The Reach of War: Leaders; Bush Was Set on Path to War, Memo by British Adviser Says

In July of 2003, Wilson wrote that he had seen no evidence of an Iraq/Niger uranium transaction. His claim was backed up by N.I.E. and the CIA itself which gave "low confidence" to Bushco's uranium claims adding in a report that "...we cannot confirm whether Iraq succeeded in acquiring uranium ore.

Bushies, desperate for a pretext to wage a war upon which they had already decided, embarked upon a campaign to "...fix the intelligence " around a pre-conceived rationale. When this Machiavellian strategy was blown by Wilson, Bushco embarked upon an insidious campaign of retaliation. Thuggery in high places!

It's but the tip of an iceberg but you wouldn't have known that watching TV today. Clearly —the Bush administration cherry-picked intelligence and, according the various Downing Street Memos, engaged in planning campaigns of character assassination for anyone daring to dispute the official cover stories, the various Bush frauds to justify a war of naked aggression against Iraq.

Look at the polls. Most people now believe that Bush deliberately misled the American people about the reasons this nation attacked, invaded, and occupied a sovereign nation. Even Bush admits that Saddam Hussein had nothing to do with 911 —though Bush passively benefited from the misconception. He may have even encouraged it. The war has now cost hundreds of billions of dollars and thousands of lives —American and Iraqi. The questions remaining today are: why can't the media get it right? When will Bush be held to account?

There is some good coverage to be had. But, generally speaking, you will not find it on network TV which seems to have bought into the Bush campaign to reframe both his role and the debate.Bush is toast. As I had already written, the idea that Bush can make legal crimes he's already committed is absurd on its face! How the media fell for this obvious bunkum, I'll never know.

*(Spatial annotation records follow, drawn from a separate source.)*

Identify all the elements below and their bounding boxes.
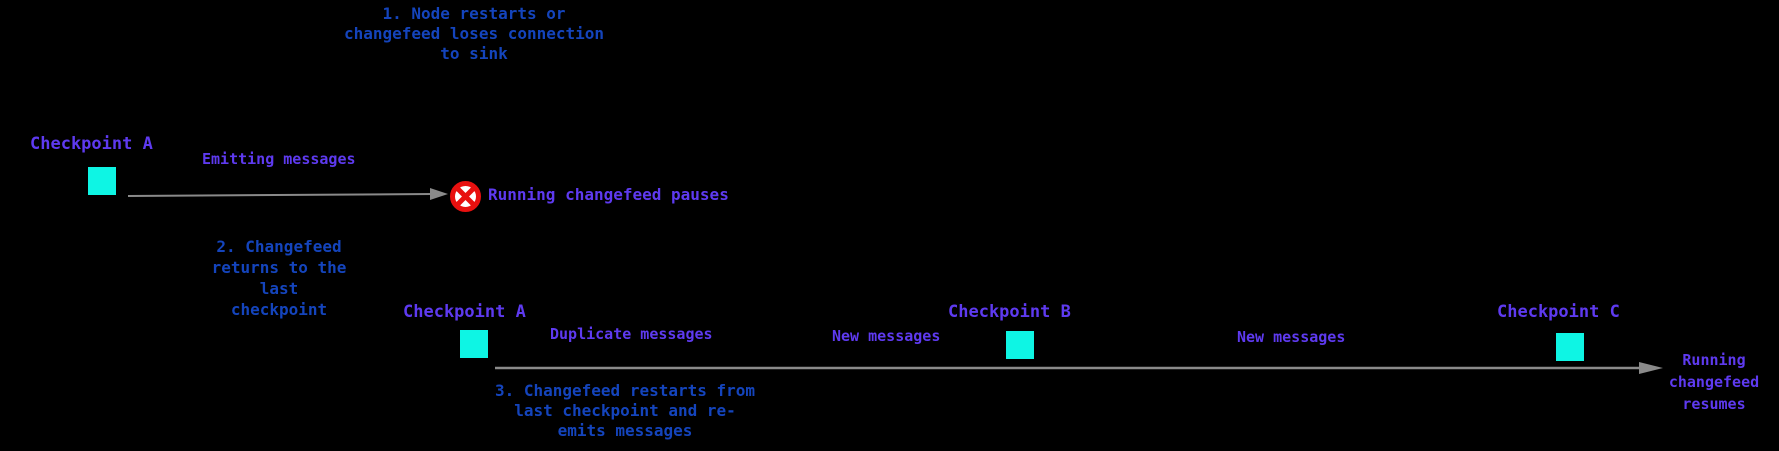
note-step3: 3. Changefeed restarts from last checkpo… [494, 381, 756, 440]
emitting-messages-label: Emitting messages [202, 150, 356, 168]
resume-timeline-arrow [495, 362, 1663, 374]
checkpoint-c-label: Checkpoint C [1497, 302, 1620, 322]
checkpoint-a1-marker [88, 167, 116, 195]
new-messages-2-label: New messages [1237, 328, 1346, 346]
checkpoint-c-marker [1556, 333, 1584, 361]
x-circle-icon [450, 181, 481, 212]
new-messages-1-label: New messages [832, 327, 941, 345]
pauses-label: Running changefeed pauses [488, 185, 729, 204]
pause-arrow [127, 188, 448, 200]
note-step2: 2. Changefeed returns to the last checkp… [211, 237, 347, 319]
checkpoint-b-label: Checkpoint B [948, 302, 1071, 322]
checkpoint-a2-label: Checkpoint A [403, 302, 526, 322]
checkpoint-b-marker [1006, 331, 1034, 359]
duplicate-messages-label: Duplicate messages [550, 325, 713, 343]
checkpoint-a2-marker [460, 330, 488, 358]
note-step1: 1. Node restarts or changefeed loses con… [343, 4, 605, 63]
resumes-label: Running changefeed resumes [1668, 351, 1760, 413]
checkpoint-a1-label: Checkpoint A [30, 134, 153, 154]
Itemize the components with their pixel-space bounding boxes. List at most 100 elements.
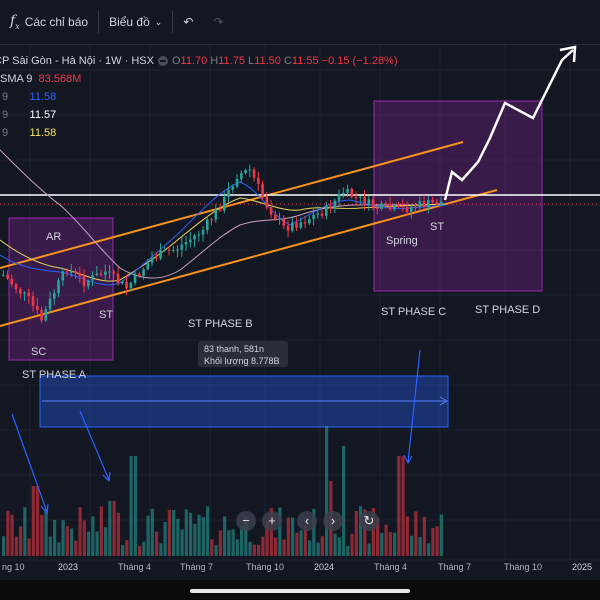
candle — [282, 215, 286, 230]
volume-bar — [308, 540, 312, 556]
volume-bar — [99, 506, 103, 556]
tooltip-volume: Khối lượng 8.778B — [204, 356, 280, 366]
zoom-out-button[interactable]: − — [236, 511, 256, 531]
volume-bar — [167, 509, 171, 556]
volume-arrowhead-3 — [403, 454, 413, 465]
price-chart[interactable]: AR SC ST ST PHASE A ST PHASE B Spring ST… — [0, 0, 600, 580]
change-value: −0.15 (−1.28%) — [321, 55, 398, 67]
volume-bar — [350, 533, 354, 556]
volume-bar — [346, 545, 350, 556]
volume-bar — [278, 507, 282, 556]
redo-button[interactable]: ↷ — [203, 0, 233, 44]
phase-cd-box — [373, 100, 543, 292]
legend-ma-row-3: 9 11.58 — [0, 124, 398, 142]
sma-value: 83.568M — [38, 73, 82, 85]
candle — [70, 264, 73, 277]
legend-ma-row-2: 9 11.57 — [0, 106, 398, 124]
undo-button[interactable]: ↶ — [173, 0, 203, 44]
candle — [312, 207, 315, 226]
volume-bar — [146, 515, 150, 556]
volume-arrow-1 — [11, 413, 48, 513]
ma-2-prefix: 9 — [2, 109, 9, 121]
volume-bar — [65, 526, 69, 556]
close-label: C — [283, 55, 292, 67]
x-tick-label: Tháng 10 — [504, 562, 542, 572]
volume-bar — [150, 508, 154, 556]
candle — [274, 210, 277, 222]
candle — [393, 203, 396, 212]
indicators-button[interactable]: fx Các chỉ báo — [0, 0, 98, 44]
candle — [223, 191, 226, 214]
volume-bar — [295, 532, 299, 556]
candle — [303, 215, 307, 228]
volume-bar — [427, 543, 431, 556]
toolbar-separator — [98, 11, 100, 33]
candle — [308, 215, 311, 225]
candle — [363, 190, 366, 211]
zoom-in-button[interactable]: + — [262, 511, 282, 531]
phase-d-label: ST PHASE D — [475, 304, 540, 316]
candle — [427, 195, 430, 214]
candle — [61, 267, 65, 287]
phase-c-label: ST PHASE C — [381, 306, 446, 318]
volume-bar — [74, 540, 78, 556]
candle — [329, 200, 332, 214]
volume-bar — [371, 508, 375, 556]
spring-label: Spring — [386, 235, 418, 247]
volume-bar — [44, 508, 48, 556]
volume-bar — [125, 540, 129, 556]
volume-bar — [291, 517, 295, 556]
candle — [418, 196, 422, 212]
volume-bar — [184, 509, 188, 556]
volume-bar — [257, 544, 261, 556]
volume-bar — [121, 545, 125, 556]
scroll-left-button[interactable]: ‹ — [297, 511, 317, 531]
symbol-title[interactable]: CP Sài Gòn - Hà Nội · 1W · HSX — [0, 55, 154, 67]
volume-bar — [159, 543, 163, 556]
candle — [354, 191, 358, 206]
volume-bar — [274, 537, 278, 556]
volume-bar — [95, 531, 99, 556]
volume-arrowhead-2 — [102, 471, 111, 483]
candle — [27, 288, 31, 304]
candle — [371, 195, 375, 211]
candle — [333, 198, 337, 214]
candle — [337, 189, 341, 206]
candle — [435, 198, 439, 207]
volume-bar — [40, 515, 44, 556]
volume-bar — [31, 486, 35, 556]
chart-type-button[interactable]: Biểu đồ ⌄ — [99, 0, 172, 44]
projection-arrowhead — [559, 45, 577, 63]
candle — [87, 279, 90, 290]
high-value: 11.75 — [218, 55, 245, 67]
volume-bar — [367, 543, 371, 556]
ma-3-value: 11.58 — [29, 127, 57, 139]
candle — [74, 268, 77, 279]
volume-bar — [431, 527, 435, 556]
scroll-right-button[interactable]: › — [323, 511, 343, 531]
candle — [193, 233, 196, 248]
candle — [252, 166, 256, 182]
volume-bar — [410, 535, 414, 556]
candle — [180, 236, 184, 257]
volume-bar — [172, 510, 176, 556]
volume-bar — [401, 456, 405, 556]
volume-bar — [6, 510, 10, 556]
close-value: 11.55 — [291, 55, 319, 67]
ma-slow-line — [0, 149, 446, 279]
candle — [278, 212, 281, 225]
volume-bar — [104, 527, 108, 556]
candle — [231, 184, 235, 194]
candle — [291, 217, 294, 233]
volume-arrowhead-1 — [40, 503, 49, 515]
reset-button[interactable]: ↻ — [359, 511, 379, 531]
volume-range-arrowhead — [439, 396, 449, 406]
candle — [244, 168, 247, 175]
volume-bar — [320, 536, 324, 556]
volume-bar — [36, 486, 40, 556]
volume-bar — [303, 524, 307, 556]
collapse-icon[interactable] — [157, 56, 168, 66]
volume-bar — [27, 538, 31, 556]
volume-bar — [61, 520, 65, 556]
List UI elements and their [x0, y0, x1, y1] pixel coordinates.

Media left unanswered questions about NIE disclosure

Summary: Many in the media have simply asserted as fact that President Bush's alleged authorization of the release of key judgments of a classified National Intelligence Estimate is legal, without any discussion of the implications or consequences of such a position. Media Matters has prepared a list of questions arising from the revelation of I. Lewis "Scooter" Libby's claim that Bush did just that -- questions that the simple assertion of the legality of the president's alleged actions doesn't begin to answer.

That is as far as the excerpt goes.